Rz. 93
Um Partei eines Rechtstreites sein zu können, bedarf es der Parteifähigkeit. Gem. § 50 Abs. 1 ZPO ist parteifähig, wer rechtsfähig ist. Gem. § 50 Abs. 2 ZPO ist ein nicht rechtsfähiger Verein nur passiv parteifähig.
Darüber hinaus sind durch die Rechtsprechung oder durch spezialgesetzliche Regelungen noch weiteren Personenzusammenschlüssen (partielle) Rechtsfähigkeit – und damit auch (partielle) Parteifähigkeit – zuerkannt worden.
aa) (Partielle) Rechts- und Parteifähigkeit einer GbR
Rz. 94
Mit seiner Entscheidung v. 29.1.2001[80] hat der BGH für eine Außengesellschaft bürgerlichen Rechts die Rechtsfähigkeit anerkannt, soweit diese durch die Teilnahme am Rechtsverkehr eigene Rechte und Pflichten begründet. In diesem Rahmen hat der BGH einer GbR im Zivilprozess auch die aktive und passive Parteifähigkeit zuerkannt. Soweit die Gesellschafter für Verbindlichkeiten der GbR persönlich haften, entspricht hierbei das Verhältnis zwischen der Verbindlichkeit der Gesellschaft und der Haftung der Gesellschafter derjenigen bei der OHG, so dass hier die gleichen Grundsätze angewandt werden können.[81]
Bei der Klage einer GbR kann diese mithin unter ihrem eigenen Namen klagen. Bei einer Klage gegen eine GbR empfiehlt es sich wegen der daneben bestehenden persönlichen Haftung der Gesellschafter auch diese persönlich mitzuverklagen. Insoweit kann auf das untenstehende Rubrumsmuster einer Klage gegen eine OHG verwiesen werden.[82] Die Klage gegen die Gesellschaft hemmt auch die Verjährung gegen die Gesellschafter.[83]
bb) Parteifähigkeit von Wohnungseigentümergemeinschaften
Rz. 95
Mit Beschluss v. 2.6.2005[84] hat der BGH einer Gemeinschaft von Wohnungseigentümern Rechtsfähigkeit zuerkannt, soweit sie bei der Verwaltung des gemeinschaftlichen Eigentums am Rechtsverkehr teilnimmt.
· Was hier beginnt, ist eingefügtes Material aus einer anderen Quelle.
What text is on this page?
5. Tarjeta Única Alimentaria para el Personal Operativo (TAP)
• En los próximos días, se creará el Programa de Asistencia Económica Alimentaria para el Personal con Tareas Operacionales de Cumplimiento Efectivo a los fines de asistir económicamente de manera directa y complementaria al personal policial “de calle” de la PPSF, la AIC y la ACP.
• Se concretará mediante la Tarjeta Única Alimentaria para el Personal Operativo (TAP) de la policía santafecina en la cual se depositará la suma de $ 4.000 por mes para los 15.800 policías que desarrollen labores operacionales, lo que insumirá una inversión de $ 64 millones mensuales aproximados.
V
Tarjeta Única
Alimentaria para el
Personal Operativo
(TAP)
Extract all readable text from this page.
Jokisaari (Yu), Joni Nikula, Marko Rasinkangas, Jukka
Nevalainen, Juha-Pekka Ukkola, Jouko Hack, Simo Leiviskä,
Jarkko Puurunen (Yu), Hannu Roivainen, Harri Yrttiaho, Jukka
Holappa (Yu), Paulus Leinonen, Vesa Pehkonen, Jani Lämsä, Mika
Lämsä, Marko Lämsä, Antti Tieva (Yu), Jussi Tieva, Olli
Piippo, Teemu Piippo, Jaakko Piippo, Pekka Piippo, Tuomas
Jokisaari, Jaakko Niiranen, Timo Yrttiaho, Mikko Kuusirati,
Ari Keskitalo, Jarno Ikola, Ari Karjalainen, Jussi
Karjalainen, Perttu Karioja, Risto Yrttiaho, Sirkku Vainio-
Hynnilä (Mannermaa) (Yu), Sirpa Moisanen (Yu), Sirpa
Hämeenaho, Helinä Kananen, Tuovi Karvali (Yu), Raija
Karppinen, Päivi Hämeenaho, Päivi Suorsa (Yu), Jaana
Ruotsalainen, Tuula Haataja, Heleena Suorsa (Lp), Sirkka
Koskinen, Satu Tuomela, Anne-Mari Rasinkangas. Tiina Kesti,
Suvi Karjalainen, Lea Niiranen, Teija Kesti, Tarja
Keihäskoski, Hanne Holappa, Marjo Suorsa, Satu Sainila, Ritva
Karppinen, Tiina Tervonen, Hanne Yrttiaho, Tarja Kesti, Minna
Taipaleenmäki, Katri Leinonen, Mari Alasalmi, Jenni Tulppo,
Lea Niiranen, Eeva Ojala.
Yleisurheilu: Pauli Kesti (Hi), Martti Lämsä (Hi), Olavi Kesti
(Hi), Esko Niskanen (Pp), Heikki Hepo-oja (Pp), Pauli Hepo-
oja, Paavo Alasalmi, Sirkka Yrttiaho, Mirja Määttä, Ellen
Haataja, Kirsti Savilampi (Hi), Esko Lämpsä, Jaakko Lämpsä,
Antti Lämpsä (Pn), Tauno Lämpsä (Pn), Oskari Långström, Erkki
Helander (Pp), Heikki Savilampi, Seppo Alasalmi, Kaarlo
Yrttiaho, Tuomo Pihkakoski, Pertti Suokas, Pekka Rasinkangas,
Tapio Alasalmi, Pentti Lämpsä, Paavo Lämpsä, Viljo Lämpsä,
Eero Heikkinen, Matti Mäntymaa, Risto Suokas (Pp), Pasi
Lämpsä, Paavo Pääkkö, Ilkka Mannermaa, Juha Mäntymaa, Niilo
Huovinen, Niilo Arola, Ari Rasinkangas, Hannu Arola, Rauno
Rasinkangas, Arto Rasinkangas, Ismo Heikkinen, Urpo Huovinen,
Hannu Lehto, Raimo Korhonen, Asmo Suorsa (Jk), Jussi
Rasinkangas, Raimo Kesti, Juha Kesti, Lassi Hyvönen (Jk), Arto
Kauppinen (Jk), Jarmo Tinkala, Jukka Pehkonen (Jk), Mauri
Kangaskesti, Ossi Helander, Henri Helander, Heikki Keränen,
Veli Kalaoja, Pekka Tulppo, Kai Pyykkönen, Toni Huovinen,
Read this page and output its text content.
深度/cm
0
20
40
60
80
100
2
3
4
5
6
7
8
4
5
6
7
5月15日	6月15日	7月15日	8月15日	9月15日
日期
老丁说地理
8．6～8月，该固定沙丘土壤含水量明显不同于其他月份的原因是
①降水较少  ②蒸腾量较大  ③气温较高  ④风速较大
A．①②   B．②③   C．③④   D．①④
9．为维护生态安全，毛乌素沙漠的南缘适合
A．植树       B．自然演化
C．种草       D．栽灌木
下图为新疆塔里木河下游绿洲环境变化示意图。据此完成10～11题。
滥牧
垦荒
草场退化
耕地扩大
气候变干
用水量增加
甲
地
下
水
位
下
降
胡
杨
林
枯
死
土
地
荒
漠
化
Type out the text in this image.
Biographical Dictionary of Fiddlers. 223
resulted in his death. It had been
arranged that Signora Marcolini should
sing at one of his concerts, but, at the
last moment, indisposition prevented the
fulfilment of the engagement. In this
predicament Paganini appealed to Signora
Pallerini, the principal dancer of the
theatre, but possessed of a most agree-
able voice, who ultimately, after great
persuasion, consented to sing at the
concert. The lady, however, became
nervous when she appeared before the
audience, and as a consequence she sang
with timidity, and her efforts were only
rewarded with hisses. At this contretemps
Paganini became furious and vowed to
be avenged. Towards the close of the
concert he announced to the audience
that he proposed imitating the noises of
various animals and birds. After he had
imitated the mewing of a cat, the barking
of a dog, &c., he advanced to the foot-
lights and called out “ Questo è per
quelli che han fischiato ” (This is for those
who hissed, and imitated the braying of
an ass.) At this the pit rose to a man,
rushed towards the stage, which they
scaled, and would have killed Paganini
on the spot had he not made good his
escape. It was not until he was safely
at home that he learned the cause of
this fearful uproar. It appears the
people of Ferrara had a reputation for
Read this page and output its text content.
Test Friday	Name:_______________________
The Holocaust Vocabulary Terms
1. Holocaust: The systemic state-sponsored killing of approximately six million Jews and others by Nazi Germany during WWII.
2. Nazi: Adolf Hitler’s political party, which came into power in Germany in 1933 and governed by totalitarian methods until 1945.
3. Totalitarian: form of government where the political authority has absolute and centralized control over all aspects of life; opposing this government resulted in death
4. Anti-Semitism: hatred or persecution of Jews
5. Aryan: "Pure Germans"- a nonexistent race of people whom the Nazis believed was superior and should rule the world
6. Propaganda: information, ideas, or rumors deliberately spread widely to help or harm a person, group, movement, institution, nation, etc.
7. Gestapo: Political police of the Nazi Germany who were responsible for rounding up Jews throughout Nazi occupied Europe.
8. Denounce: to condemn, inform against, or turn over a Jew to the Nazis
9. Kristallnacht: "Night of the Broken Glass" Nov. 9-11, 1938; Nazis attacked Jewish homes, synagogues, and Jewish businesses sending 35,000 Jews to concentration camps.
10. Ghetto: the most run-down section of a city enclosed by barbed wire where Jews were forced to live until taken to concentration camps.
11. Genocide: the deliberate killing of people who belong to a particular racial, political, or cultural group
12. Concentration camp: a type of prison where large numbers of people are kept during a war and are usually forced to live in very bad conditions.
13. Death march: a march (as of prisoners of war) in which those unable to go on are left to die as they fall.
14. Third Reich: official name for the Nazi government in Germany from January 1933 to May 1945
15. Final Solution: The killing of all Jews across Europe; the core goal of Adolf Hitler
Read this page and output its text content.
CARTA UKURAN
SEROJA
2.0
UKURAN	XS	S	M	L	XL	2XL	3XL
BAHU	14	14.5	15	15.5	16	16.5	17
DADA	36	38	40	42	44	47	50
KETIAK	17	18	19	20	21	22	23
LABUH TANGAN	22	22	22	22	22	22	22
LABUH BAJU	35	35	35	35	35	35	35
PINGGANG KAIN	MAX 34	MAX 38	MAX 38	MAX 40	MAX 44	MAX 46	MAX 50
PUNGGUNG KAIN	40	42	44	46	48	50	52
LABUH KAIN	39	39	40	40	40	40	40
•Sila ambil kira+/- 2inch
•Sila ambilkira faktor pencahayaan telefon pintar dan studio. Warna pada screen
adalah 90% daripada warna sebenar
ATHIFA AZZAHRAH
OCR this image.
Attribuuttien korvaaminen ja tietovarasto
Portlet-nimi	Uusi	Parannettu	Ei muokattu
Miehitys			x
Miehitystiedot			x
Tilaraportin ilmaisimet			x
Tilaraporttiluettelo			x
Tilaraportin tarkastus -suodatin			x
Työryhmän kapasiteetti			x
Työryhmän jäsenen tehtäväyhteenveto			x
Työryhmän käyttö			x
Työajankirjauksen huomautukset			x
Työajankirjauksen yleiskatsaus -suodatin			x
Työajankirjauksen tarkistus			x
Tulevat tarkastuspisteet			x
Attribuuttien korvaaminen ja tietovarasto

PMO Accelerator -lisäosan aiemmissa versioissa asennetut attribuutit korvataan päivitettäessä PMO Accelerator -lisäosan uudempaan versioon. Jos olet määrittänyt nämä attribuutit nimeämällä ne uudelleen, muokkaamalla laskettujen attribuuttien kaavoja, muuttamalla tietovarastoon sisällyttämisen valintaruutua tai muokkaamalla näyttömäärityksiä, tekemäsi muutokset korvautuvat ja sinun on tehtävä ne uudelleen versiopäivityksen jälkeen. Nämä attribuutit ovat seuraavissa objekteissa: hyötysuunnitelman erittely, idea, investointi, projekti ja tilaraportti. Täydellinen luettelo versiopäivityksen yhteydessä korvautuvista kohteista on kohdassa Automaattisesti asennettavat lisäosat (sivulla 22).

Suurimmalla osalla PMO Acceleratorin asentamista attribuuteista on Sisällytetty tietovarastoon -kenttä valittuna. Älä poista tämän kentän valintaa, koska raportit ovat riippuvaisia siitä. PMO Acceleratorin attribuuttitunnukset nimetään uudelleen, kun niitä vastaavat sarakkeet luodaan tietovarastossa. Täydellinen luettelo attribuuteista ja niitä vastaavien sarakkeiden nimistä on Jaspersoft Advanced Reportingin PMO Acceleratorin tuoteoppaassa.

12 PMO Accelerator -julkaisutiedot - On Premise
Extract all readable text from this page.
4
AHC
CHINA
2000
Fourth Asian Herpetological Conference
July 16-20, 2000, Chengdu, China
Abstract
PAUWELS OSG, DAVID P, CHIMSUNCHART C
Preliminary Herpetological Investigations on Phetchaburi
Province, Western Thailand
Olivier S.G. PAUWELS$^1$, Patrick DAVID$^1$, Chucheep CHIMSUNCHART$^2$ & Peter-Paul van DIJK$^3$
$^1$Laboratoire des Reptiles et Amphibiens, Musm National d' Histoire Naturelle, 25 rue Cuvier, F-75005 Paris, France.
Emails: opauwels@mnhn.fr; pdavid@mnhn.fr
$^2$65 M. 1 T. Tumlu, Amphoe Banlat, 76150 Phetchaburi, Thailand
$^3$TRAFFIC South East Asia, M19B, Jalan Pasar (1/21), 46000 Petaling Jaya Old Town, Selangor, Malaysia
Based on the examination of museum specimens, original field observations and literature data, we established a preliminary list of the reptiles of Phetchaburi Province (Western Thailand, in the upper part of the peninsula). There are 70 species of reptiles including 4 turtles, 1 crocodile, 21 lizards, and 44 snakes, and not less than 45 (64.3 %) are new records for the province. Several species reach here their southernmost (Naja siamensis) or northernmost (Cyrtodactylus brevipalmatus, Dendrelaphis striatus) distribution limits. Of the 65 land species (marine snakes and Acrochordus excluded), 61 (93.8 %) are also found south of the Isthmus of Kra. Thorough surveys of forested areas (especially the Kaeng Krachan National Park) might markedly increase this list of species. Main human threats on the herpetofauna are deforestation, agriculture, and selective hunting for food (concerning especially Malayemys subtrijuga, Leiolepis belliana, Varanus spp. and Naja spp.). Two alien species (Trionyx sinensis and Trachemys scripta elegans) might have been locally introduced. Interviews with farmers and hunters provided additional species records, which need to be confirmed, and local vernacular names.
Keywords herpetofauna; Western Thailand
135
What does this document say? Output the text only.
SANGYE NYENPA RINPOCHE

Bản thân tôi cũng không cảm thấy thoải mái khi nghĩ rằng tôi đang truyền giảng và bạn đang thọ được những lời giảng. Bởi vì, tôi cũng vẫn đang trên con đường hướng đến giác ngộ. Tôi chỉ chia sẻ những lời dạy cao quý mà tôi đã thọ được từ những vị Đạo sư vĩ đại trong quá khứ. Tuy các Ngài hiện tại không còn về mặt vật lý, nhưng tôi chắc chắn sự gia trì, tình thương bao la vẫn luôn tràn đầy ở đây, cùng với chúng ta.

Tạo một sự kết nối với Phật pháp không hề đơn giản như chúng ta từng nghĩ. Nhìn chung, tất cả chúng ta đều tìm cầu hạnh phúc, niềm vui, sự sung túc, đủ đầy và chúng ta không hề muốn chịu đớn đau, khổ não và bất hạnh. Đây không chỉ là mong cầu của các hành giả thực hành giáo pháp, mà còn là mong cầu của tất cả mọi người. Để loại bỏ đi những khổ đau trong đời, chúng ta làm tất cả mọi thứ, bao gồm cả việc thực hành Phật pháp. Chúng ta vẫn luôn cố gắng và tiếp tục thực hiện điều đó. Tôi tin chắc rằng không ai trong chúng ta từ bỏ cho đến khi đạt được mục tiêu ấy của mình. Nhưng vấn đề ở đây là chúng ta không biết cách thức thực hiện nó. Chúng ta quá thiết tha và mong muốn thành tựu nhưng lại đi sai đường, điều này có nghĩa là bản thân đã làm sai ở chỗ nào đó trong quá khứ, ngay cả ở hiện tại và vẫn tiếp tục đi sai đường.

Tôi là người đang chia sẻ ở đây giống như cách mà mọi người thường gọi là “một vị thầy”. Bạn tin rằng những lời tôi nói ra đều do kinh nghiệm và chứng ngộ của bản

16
Durch die am 1.12.2020 in Kraft getretene Reform des WEG-Rechts wurden die Rechts- und Prozessfähigkeit, die Bezeichnung der WEG-Gemeinschaft sowie deren gerichtliche und außergerichtliche Vertretung durch den Verwalter gesetzlich normiert.[85]
Demgegenüber hat der BGH bei einer Erbengemeinschaft die Parteifähigkeit verneint.[86]
cc) Weitere parteifähige Zusammenschlüsse
Rz. 96
Des Weiteren sind Gewerkschaften als parteifähig gem. § 10 S. 1 ArbGG vor den Arbeitsgerichten, aber nach der Rechtsprechung[87] auch vor den Zivilgerichten anzusehen. Dies gilt auch für ihre Unterorganisationen, wie Bezirks- oder Kreisverbände, soweit sie eine körperschaftliche Verfassung haben und eigenständig tätig sind.[88]
Ebenfalls sind politische Parteien und ihre Gebietsverbände der höchsten Stufe gem. § 3 ParteienG parteifähig, soweit deren Satzung nichts anderes bestimmt. Untergegliederte Gebietsverbände, wie z.B. Ortsvereine waren bisher nach h.M. als nicht rechtsfähige Vereine lediglich passiv parteifähig.[89] Nachdem der BGH der Gesellschaft bürgerlichen Rechts im Rahmen ihrer Teilnahme am Rechtsverkehr die aktive Parteifähigkeit zugesteht, wird sich dies nicht mehr aufrechterhalten lassen. Soweit sie im Vereinsregister eingetragen sind, handelt es sich um rechtsfähige Vereine, die nach allgemeinen Regeln parteifähig sind.